At common law a married woman was incapable of contracting. Her sole deed would have been a nullity. This statute is an enabling one, and to it we must look as the source and extent of her authority to convey her real estate. It both defines and limits the powers conferred thereby, and restricts the mode of their exercise. A conveyance must be made in the manner prescribed. It can be made only by adopting the precise means required by the statute. The language is explicit that no conveyance by a married woman shall be valid unless the husband join in such conveyance. It is not merely the consent of the husband that is required, — as was the case in a former statute, considered in Merrill v. Nelson, 18 Minn. 335, (366,)—but consent expressed by joining in the conveyance itself. It is unimportant whether the object was to protect the interests of the wife, or of the husband, or of both.
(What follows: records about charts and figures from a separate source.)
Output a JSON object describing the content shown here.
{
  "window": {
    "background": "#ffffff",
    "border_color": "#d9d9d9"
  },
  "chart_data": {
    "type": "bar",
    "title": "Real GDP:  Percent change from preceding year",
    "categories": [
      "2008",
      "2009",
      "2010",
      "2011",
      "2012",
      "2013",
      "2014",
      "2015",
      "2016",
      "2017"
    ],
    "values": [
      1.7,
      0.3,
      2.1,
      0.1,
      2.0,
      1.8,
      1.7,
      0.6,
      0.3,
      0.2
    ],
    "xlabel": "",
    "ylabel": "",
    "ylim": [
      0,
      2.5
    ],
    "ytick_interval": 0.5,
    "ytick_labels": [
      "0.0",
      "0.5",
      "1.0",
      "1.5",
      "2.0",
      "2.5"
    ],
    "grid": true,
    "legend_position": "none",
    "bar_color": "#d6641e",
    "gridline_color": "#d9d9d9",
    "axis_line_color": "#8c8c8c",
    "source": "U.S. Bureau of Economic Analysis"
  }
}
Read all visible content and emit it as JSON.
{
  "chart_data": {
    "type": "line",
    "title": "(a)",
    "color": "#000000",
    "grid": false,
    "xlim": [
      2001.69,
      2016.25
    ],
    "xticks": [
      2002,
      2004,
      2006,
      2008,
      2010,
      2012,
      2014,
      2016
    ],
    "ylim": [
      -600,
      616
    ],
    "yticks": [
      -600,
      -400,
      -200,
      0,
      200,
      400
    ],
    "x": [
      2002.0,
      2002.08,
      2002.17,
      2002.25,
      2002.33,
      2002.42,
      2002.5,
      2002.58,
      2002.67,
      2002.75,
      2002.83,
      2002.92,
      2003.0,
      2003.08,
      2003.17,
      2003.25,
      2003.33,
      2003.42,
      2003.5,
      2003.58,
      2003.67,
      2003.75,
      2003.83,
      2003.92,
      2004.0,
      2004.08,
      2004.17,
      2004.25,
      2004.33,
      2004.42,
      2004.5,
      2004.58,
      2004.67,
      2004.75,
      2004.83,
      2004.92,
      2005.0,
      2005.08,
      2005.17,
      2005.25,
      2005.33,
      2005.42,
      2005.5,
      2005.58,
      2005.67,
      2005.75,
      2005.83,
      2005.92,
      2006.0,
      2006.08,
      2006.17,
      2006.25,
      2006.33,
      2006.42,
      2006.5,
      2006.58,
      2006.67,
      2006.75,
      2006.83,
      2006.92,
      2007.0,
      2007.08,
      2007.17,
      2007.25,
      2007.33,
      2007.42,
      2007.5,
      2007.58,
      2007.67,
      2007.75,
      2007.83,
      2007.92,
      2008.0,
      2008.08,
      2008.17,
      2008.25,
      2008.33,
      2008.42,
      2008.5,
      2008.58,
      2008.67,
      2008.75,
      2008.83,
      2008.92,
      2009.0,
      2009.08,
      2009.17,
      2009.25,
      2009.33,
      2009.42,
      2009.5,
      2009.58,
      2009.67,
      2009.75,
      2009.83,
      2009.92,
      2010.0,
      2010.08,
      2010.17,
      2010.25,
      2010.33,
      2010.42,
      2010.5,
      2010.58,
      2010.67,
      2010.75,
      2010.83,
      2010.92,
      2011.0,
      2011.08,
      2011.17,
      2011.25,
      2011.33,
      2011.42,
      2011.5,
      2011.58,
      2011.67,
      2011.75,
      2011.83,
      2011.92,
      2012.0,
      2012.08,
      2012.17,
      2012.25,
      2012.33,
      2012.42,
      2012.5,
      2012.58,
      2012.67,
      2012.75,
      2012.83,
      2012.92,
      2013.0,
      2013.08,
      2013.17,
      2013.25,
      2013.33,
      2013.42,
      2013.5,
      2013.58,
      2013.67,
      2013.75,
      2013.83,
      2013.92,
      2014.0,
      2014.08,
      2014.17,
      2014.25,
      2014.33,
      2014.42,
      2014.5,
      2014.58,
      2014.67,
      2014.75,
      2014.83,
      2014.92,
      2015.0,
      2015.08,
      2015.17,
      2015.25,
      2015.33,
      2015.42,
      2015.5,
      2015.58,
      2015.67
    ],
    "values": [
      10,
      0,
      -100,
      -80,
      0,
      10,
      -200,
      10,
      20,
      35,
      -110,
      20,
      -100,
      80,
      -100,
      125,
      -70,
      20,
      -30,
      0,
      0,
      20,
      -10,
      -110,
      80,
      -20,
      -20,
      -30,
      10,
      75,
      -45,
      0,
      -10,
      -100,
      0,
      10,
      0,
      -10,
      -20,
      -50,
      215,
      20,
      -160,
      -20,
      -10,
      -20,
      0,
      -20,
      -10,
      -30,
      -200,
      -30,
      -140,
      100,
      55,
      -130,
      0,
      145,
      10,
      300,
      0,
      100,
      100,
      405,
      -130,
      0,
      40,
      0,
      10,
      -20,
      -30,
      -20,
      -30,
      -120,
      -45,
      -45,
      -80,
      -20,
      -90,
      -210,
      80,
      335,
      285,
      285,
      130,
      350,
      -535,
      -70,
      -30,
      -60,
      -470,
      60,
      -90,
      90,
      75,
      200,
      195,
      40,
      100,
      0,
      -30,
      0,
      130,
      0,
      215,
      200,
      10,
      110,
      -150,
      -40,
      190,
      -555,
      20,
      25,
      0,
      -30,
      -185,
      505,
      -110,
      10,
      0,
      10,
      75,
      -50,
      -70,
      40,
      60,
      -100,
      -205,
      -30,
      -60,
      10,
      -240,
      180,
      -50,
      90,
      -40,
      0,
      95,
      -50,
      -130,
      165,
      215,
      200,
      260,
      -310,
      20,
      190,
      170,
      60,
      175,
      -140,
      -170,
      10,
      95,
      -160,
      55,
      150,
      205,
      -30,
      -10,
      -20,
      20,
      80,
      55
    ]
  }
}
The restrictive clause requiring a husband to join is as broad as that which confers the power to convey; and, unless the husband joins, the conveyance is not merely voidable, but void. It is void, not for want of form, but for want of power. Among the multitude of authorities that might be cited in support of the proposition that the conveyance must be executed in the precise manner required by the statute, see Townsley v. Chapin, 94 Mass. 476; Melley v. Casey, 99 Mass. 241; Dickinson v. McLane, 57 N. H. 31; Warfield v. Ravesies, 38 Ala. 518, 523; Baxter v. Bodkin, 25 Ind. 172; Wood v. Terry, 30 Ark. 385, 391.
“To join in a conveyance” has a well-understood meaning, viz., to unite as a party in the execution-of it. An assent to the sole conveyance of the wife, indicated or implied by the husband assuming to execute it for his wife as her agent, is not “joining in the conveyance, ” within the meaning of the statute. This disposes of the case, *63for defendant’s claim is founded solely upon two contracts for the sale of the land in dispute, (Exhibits A and B of the answer,) both the sole contracts of plaintiff, — her signature to one. purporting to have been affixed by J. C. Gregg, (her husband,) as her agent; her signature to the other purporting to have been affixed by plaintiff in person, but in fact by one A. B. Wilgus. Both were signed, so far as appears, without any authority from plaintiff; but defendant offered to prove that she subsequently ratified them. This would have availed nothing, for the contracts themselves were absolutely void, because not joined in by the husband.
Order affirmed.
Berry. J., was absent, and took no part in tbe decision of this case.